Matt Kraycar, who runs K&K Wildlife Services in nearby Bluffton, rescued the alligator on April 11, The Island Packet reported. Although the reptile sustained moderate injuries, it was released into a Hilton Head lagoon and is expected to recover.

Kraycar successfully freed the alligator by wiggling and gently pulling the reptile from the pipe, according to WSAV-TV.

“I’ve had them in drainage pipes before, but I’ve never seen one in (a pipe) this small before,” Kraycar told The Island Packet. “It was only a 12-inch pipe, and its body was kind of smashed in there.”

Kraycar speculated that the alligator became wedged in the tight space and was unable to turn back around.

After removing the metal grate, Kraycar pulled the alligator to freedom with a catchpole, a restraining tool that can be looped around the animal’s neck and tightened, according to the newspaper.

Kraycar said it took about 10 minutes to free the gator.

He added that the alligator became stuck at a good time because it could brumate, WSAV reported.

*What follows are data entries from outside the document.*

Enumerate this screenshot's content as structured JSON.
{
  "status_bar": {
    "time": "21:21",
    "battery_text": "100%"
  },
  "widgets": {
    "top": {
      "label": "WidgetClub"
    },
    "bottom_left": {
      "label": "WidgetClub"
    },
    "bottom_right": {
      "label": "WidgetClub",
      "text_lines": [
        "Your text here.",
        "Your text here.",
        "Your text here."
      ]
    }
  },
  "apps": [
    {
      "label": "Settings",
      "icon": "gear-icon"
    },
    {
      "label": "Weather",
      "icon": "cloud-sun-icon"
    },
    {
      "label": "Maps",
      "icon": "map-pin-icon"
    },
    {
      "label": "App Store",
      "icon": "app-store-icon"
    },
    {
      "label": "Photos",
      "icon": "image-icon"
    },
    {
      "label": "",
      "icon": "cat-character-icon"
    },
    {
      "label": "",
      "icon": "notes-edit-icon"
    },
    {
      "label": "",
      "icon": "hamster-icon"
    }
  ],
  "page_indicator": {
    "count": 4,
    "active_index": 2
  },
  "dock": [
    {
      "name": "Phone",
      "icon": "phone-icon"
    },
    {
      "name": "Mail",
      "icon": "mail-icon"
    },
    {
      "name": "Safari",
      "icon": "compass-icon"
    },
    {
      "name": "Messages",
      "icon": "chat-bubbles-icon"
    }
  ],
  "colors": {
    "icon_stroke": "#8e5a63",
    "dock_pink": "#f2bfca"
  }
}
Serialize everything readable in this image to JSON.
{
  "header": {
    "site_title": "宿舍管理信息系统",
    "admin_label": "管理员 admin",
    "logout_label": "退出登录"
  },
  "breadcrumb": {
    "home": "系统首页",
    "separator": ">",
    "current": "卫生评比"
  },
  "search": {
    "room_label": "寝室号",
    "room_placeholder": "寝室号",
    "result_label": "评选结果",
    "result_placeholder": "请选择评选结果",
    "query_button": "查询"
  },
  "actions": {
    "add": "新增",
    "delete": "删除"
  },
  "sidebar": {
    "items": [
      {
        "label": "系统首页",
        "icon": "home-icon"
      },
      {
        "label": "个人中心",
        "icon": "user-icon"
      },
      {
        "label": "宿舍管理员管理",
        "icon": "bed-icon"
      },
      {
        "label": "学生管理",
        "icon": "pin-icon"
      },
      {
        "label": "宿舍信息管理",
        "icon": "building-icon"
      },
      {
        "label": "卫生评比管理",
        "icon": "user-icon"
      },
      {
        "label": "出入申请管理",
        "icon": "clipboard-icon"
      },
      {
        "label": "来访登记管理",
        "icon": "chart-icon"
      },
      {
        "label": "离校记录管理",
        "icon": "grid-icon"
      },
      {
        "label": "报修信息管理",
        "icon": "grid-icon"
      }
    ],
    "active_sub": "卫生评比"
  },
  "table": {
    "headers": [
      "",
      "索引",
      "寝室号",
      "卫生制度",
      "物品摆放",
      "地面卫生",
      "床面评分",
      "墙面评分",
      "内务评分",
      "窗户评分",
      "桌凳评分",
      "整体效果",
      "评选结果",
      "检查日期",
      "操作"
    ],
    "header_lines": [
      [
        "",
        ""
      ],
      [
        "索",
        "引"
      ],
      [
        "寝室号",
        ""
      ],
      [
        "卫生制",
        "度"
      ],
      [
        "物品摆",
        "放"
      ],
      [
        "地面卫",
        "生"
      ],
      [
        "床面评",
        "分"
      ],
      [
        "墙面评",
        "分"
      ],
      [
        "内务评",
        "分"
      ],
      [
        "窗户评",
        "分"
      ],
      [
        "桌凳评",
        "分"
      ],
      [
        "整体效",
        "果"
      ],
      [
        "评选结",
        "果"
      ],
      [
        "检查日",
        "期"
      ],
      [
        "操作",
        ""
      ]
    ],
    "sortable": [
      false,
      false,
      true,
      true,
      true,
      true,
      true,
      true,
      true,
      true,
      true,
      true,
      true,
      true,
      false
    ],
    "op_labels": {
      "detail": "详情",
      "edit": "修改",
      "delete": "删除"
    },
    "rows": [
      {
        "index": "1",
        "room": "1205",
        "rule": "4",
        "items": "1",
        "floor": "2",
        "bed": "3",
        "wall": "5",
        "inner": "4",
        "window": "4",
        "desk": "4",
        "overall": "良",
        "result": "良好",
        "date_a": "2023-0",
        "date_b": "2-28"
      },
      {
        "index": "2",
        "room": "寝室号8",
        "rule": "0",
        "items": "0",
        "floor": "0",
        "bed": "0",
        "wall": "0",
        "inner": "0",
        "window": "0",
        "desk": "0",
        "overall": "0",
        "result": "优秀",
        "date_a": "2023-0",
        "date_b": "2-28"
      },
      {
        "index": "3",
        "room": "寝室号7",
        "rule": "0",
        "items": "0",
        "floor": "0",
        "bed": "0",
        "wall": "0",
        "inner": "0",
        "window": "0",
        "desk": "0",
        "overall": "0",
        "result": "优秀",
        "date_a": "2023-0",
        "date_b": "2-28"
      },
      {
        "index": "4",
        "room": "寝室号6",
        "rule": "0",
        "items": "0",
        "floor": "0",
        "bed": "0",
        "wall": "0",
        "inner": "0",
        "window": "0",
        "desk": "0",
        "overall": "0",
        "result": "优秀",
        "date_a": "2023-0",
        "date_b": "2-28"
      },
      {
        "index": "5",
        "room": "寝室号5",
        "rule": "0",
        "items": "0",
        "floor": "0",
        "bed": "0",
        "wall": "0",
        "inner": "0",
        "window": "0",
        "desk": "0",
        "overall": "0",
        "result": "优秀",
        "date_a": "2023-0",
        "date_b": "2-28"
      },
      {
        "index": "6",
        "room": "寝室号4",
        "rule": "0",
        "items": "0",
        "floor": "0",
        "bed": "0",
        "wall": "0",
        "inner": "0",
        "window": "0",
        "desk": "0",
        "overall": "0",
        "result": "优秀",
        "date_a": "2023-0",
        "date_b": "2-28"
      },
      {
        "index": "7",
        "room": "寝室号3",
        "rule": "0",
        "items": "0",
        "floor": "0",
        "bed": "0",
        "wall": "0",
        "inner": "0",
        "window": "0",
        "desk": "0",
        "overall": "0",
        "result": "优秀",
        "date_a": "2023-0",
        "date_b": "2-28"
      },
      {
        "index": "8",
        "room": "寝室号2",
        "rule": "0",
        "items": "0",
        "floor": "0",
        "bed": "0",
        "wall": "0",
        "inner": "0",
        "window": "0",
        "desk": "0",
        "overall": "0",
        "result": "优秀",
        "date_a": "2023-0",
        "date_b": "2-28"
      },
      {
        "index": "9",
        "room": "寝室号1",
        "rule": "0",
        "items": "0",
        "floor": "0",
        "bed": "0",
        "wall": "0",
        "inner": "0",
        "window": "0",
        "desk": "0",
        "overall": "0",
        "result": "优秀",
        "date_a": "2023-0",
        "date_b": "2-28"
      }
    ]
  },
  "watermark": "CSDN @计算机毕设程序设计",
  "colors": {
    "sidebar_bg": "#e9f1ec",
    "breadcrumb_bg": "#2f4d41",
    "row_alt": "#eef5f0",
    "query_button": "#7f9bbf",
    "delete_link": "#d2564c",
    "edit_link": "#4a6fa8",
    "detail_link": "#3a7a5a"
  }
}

According to the South Carolina Aquarium, when alligators brumate, their metabolic rate slows down and they become lethargic. Their inactivity saves energy, according to the aquarium.

“It might not have been a bad time for it to happen,” Kraycar said. “It was probably going in and out of (dormant periods), which helped it stay healthier rather than just being down there in the summer starving to death.”

The alligator did not look malnourished, Kraycar told The Island Packet, but some of its skin had been rubbed off because of its cramped quarters. He was unsure of the reptile’s gender but estimated it to be approximately 6 years old.

The animal was happy to hustle into the lagoon when it was freed.

“He kind of hobbled off a little bit, but gators are so strong -- I don’t think he’ll have any issues,” Kraycar told The Island Packet.